In Rußland werden Löhne oft monatelang nicht gezahlt, laut offiziellen Statistiken lebt ein Drittel der Bevölkerung unter dem Existenzminimum. Doch viele Menschen kommen trotzdem ganz gut über die Runden  ■ Aus Moskau Klaus-Helge Donath

Mit leidgeprüftem Blick steht er da, der kleine Witja. Neun Jahre ist er alt. Vor ihm auf dem Boden in der Einkaufszeile eines Moskauer Vororts liegt eine Mütze. In den Händen hält er ein DIN-A4- Blatt.“ Damen und Herren, Strom- und Wasserkosten haben sich auf das Dreifache verteuert, telefonieren wurde zehnmal teurer. Ich bitte um eine Spende. Wir müssen überleben!“ Die Orthographie entspricht nicht ganz der Norm, doch die Passanten lassen sich nicht lumpen. Selbst größere Scheine segeln in die Mütze. Witja bückt sich nach den Filetstücken, die sogleich in der Hosentasche verschwinden. Und zurück in die Ausgangspose: Mit Unschuldsmiene ran ans schlechte Gewissen.

Brot wird sich der pfiffige Bengel von seinen Tageseinnahmen nicht kaufen, eher ein neues Computerspiel. Denn seine Eltern sind weder arm noch sozial gefährdet. Allerdings ahnen sie nichts von der Geschäftstüchtigkeit ihres vielversprechenden Sprößlings.

Wie Witja gibt es Hunderte, wenn nicht Tausende Kinder und Jugendliche in Moskau, die Betteln zur stetigen Einnahmequelle gemacht haben. Wenige sind so gewievt, und wohl kaum ein zweiter ist mit der kollektiven Psyche derart vertraut wie der Neunjährige. Aus den ewigen Klagen der Erwachsenen, dem alles beherrschenden Thema „Geld“, ziehen sie ihre eigenen Schlüsse – mehr noch buchstäblich Kapital.
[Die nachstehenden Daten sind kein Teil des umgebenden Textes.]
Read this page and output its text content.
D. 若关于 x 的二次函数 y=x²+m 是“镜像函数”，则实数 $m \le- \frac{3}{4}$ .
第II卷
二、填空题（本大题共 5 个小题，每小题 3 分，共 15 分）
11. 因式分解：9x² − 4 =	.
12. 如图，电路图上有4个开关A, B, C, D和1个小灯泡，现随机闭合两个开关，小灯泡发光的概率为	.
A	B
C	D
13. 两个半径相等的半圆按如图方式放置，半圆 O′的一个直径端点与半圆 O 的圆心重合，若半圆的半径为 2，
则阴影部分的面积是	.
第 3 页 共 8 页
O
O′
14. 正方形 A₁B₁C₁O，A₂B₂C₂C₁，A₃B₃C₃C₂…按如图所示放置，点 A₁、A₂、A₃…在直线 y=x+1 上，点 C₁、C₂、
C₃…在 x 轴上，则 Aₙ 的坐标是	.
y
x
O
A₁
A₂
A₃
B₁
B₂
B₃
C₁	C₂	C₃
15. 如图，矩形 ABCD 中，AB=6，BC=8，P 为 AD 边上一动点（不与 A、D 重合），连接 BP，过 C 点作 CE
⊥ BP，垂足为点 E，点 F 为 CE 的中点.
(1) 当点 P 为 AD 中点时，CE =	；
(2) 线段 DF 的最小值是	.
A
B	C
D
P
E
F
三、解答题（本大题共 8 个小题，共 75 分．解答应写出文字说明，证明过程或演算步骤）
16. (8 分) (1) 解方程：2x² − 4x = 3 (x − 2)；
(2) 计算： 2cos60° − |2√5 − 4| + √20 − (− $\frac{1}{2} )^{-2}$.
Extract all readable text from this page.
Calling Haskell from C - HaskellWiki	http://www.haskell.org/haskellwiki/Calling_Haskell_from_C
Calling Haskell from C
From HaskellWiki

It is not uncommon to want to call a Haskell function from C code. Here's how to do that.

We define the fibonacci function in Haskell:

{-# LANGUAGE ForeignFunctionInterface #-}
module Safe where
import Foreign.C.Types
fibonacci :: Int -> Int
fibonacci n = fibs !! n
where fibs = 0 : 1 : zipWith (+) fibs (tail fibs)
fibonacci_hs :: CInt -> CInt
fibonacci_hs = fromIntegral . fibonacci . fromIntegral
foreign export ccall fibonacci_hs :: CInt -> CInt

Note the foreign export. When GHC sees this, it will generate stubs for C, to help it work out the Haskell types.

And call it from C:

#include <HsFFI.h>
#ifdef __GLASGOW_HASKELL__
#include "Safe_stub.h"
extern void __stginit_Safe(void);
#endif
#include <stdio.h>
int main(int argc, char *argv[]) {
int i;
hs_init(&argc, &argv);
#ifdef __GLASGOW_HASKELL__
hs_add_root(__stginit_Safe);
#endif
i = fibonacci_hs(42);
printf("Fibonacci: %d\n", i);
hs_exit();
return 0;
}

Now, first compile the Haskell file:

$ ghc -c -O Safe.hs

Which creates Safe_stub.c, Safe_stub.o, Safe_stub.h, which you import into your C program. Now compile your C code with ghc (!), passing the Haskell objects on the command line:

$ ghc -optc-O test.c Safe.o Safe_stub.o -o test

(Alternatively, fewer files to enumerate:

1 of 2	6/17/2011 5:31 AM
Was das Auge auf den Straßen der Hauptstadt als Zeichen der Verelendung wahrnimmt, deckt sich nicht ganz mit der Realität. Selbst die unzähligen älteren Schnorrer in der Metro, auf Bahnhöfen und in belebten Einkaufszentren gehören nicht zu den untersten Einkommensklassen. Sie sind gut organisiert und abgabenpflichtig, nach des Tages Müh' liefern sie ihren Zehnten beim „Einsatzleiter“ ab. Betteln ist weniger ein Indiz um sich greifender Verarmung denn Beleg eines fortschreitenden Sittenverfalls.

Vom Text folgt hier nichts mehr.